A ciência não contribuiu para o surgimento do A.A no mundo moderno. A concepção racional e sistêmica de doença estava afastada da ideia de que os membros do A.A tinham sobre o alcoolismo. A ciência construiu, racionalmente, uma doença que considerava os aspectos particulares do corpo ou mente de cada homem – falta de serotonina no cérebro ou problemas genéticos herdados dos antepassados, por exemplo. Os membros do A.A, entretanto, dissolveram tal construção científica em razão da criação de uma linguagem própria do grupo que revestiu o alcoolismo de outro modo. Para os membros do A.A, o alcoolismo era um problema público da vida social moderna em que todos os homens estavam sujeitos a sofrer – deliberar sobre as questões cotidianas que envolviam esse problema era a função dos membros do A.A no mundo cultural contemporâneo.

Existem inúmeras associações civis americanas em que os homens exercitam a liberdade política através da preocupação com uma multiplicidade de interesses públicos. A associação civil “Alcoólicos Anônimos” preocupa-se com a organização da vida privada de seus membros.
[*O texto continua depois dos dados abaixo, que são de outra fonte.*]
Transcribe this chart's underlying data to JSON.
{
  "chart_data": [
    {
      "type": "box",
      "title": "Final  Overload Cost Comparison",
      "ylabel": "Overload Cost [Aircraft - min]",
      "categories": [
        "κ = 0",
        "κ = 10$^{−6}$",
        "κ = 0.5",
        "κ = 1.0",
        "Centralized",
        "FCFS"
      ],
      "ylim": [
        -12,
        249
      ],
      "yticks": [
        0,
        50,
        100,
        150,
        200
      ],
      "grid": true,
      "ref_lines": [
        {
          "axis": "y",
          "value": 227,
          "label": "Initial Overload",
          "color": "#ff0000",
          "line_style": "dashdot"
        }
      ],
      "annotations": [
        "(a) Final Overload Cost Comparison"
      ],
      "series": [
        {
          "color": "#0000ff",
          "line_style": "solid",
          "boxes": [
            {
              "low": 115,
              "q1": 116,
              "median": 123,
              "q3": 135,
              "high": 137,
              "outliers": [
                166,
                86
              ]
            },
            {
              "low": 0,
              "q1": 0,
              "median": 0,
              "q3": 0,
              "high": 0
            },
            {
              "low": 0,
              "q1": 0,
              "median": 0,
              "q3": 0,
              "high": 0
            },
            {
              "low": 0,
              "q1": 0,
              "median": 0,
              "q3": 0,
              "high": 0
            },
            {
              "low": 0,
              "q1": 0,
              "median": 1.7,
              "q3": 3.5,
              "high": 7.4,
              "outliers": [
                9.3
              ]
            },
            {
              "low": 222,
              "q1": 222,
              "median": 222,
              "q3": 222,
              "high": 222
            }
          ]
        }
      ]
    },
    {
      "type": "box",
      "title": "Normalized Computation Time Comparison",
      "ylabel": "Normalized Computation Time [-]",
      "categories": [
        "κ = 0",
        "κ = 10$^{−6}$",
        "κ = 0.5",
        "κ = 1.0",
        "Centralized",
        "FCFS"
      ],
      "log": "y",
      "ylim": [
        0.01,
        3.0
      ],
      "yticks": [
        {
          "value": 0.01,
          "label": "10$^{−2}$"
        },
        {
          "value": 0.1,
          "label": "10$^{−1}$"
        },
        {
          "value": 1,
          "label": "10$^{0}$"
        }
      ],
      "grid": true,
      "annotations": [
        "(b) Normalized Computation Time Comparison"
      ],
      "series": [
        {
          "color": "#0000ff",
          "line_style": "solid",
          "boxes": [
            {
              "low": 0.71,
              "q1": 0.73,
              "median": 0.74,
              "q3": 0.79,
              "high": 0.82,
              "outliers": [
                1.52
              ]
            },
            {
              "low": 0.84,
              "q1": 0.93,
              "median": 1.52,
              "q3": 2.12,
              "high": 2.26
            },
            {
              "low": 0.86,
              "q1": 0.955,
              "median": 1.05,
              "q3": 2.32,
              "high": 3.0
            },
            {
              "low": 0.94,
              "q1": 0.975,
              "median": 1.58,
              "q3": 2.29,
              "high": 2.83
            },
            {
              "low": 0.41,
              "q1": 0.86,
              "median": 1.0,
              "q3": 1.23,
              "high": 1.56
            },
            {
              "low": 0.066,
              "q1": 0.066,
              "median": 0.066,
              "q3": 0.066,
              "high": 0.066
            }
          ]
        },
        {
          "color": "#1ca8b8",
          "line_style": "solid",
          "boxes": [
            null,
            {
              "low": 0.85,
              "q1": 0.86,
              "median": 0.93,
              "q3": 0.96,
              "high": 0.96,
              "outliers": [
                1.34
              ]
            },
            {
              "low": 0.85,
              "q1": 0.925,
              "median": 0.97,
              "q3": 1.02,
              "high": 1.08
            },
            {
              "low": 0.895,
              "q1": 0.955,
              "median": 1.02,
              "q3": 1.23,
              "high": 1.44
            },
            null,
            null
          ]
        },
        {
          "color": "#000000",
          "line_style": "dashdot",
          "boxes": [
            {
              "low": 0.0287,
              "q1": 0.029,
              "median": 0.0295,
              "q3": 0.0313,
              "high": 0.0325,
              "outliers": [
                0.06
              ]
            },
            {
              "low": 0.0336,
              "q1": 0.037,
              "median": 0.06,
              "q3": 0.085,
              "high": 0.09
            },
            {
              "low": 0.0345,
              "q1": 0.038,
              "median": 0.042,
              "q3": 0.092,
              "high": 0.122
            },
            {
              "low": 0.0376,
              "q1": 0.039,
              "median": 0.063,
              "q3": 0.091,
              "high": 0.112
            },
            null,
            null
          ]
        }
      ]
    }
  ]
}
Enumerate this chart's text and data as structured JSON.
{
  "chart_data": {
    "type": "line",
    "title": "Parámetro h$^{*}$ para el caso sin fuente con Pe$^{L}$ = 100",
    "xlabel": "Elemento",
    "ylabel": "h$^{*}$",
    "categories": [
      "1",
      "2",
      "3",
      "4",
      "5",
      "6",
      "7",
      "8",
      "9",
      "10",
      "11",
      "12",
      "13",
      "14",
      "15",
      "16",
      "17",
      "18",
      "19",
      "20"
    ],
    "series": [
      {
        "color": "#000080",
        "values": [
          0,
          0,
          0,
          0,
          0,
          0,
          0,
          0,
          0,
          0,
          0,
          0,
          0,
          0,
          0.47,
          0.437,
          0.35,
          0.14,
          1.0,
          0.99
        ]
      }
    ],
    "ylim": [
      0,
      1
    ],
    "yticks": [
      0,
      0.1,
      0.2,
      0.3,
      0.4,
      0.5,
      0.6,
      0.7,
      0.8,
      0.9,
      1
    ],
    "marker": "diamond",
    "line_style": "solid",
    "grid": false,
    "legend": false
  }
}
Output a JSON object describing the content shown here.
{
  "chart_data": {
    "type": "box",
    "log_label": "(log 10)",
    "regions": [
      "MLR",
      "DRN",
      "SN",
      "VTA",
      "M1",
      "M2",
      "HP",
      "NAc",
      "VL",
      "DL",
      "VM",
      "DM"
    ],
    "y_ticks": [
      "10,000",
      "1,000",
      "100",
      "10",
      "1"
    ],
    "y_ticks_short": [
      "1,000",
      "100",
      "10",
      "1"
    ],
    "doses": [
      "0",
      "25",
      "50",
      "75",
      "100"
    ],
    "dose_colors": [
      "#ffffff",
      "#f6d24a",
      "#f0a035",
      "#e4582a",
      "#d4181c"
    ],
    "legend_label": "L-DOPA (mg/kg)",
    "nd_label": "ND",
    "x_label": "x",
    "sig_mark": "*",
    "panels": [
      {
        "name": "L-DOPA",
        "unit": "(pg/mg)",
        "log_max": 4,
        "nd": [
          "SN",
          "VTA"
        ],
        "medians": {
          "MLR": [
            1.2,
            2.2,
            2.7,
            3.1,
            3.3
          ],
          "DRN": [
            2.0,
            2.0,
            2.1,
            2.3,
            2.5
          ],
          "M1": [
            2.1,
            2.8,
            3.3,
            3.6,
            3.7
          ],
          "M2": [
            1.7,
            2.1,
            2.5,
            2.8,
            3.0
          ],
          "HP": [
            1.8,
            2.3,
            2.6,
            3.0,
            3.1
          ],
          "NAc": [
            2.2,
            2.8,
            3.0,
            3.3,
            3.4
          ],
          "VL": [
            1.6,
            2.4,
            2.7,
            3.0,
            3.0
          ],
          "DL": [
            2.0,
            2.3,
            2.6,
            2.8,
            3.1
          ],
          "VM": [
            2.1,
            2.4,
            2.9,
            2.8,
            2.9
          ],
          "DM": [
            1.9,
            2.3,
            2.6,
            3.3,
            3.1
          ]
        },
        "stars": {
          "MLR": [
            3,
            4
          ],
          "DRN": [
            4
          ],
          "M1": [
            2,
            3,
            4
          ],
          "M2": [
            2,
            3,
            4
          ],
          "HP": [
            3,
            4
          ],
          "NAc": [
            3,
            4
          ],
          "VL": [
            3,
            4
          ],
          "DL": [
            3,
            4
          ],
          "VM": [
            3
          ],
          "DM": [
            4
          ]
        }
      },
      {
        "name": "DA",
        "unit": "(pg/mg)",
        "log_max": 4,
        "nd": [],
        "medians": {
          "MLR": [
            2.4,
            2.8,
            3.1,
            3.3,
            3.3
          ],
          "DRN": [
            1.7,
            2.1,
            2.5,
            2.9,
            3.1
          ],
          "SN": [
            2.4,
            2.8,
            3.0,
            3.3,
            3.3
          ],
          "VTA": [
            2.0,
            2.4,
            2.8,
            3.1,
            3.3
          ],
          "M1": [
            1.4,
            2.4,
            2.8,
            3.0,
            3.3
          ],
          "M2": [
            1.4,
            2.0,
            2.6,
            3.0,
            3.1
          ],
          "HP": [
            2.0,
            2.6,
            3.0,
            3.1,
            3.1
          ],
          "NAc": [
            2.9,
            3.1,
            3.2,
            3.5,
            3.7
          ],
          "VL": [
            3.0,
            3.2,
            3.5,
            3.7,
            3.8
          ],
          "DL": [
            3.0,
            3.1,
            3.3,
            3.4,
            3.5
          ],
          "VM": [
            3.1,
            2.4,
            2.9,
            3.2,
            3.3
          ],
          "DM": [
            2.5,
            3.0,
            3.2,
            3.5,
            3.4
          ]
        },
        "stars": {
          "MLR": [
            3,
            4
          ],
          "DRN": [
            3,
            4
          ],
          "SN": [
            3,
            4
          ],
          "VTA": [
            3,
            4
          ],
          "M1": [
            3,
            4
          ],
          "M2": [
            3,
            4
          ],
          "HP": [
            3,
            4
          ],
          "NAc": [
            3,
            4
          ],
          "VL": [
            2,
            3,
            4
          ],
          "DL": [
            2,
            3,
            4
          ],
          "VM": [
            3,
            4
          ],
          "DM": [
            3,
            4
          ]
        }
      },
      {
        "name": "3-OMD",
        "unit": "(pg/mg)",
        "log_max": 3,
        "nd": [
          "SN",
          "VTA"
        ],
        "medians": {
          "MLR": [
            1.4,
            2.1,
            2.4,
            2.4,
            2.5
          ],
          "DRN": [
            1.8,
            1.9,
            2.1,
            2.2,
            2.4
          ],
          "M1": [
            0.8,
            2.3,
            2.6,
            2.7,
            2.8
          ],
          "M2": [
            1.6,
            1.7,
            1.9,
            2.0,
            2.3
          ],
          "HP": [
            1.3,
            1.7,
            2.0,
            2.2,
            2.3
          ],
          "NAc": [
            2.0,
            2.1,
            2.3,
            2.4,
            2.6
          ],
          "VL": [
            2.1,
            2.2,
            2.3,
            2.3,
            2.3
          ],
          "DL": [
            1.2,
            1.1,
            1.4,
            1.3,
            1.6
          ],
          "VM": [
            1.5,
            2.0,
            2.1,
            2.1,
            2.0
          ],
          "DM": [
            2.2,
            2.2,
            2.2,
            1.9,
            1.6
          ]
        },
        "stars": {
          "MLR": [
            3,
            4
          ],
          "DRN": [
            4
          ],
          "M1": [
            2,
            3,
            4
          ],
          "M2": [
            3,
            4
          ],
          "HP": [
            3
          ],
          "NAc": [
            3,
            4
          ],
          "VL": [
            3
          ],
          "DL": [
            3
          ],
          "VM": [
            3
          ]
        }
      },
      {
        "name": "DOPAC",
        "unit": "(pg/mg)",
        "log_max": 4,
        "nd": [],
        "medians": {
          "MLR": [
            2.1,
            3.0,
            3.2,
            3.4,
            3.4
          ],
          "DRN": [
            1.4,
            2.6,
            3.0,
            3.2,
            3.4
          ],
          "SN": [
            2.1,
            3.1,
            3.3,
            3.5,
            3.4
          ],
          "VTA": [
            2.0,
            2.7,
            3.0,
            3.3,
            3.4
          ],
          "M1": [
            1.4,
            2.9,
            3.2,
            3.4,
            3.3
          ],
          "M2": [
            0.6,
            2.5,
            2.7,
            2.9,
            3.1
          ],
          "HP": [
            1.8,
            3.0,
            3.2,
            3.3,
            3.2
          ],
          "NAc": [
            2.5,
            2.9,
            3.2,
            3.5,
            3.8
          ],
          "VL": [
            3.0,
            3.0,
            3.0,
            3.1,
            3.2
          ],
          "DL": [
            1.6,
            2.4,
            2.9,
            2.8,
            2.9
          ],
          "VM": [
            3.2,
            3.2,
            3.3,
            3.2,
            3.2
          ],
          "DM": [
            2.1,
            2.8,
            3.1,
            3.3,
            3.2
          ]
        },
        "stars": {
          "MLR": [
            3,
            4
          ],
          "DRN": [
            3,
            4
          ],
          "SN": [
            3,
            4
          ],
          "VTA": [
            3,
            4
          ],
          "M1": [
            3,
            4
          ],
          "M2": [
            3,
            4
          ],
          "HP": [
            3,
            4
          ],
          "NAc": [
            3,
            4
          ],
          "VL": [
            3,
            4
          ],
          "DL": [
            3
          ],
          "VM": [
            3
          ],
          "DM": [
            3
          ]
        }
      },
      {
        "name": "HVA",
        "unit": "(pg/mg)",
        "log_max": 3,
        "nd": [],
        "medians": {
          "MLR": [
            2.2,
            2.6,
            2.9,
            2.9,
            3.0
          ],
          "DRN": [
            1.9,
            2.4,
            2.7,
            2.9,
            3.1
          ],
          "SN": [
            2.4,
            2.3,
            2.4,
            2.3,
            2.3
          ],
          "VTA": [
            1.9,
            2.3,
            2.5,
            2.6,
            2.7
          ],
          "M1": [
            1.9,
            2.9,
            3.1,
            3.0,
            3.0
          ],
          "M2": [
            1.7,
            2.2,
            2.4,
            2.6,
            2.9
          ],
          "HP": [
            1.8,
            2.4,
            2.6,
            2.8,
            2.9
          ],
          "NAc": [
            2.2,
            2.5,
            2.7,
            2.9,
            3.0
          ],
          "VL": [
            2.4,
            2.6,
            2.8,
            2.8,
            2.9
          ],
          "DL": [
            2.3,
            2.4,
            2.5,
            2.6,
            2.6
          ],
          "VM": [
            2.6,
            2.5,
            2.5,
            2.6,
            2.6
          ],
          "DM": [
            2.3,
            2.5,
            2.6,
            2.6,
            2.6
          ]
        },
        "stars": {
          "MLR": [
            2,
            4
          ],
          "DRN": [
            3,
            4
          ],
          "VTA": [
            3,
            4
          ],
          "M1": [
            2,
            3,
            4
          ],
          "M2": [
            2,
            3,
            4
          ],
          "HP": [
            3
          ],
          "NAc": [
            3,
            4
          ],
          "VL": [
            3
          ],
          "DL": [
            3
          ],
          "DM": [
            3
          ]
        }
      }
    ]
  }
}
O que é a preocupação pública do A.A com a organização do domínio privado dos homens senão o esforço dos membros do grupo em discutir o alcoolismo como uma questão que emerge da estrutura da vida cotidiana? O que os membros do A.A entendem por organização da vida privada é a discussão da manutenção do microssistema da interação social enraizado na sociedade. Veremos, no decorrer desta pesquisa, que a reprodução da ordenada dos relacionamentos sociais não se mantém através de uma imposição da estrutura social sobre os homens. De fato, o contrário ocorre: os homens esforçam-se em reproduzir a estrutura da sociedade em que vivem através de tais relações sociais. Os Alcoólicos Anônimos materializam tal esforço, discutindo publicamente os efeitos do descontrole do ato de beber na organização do cotidiano de cada integrante do grupo.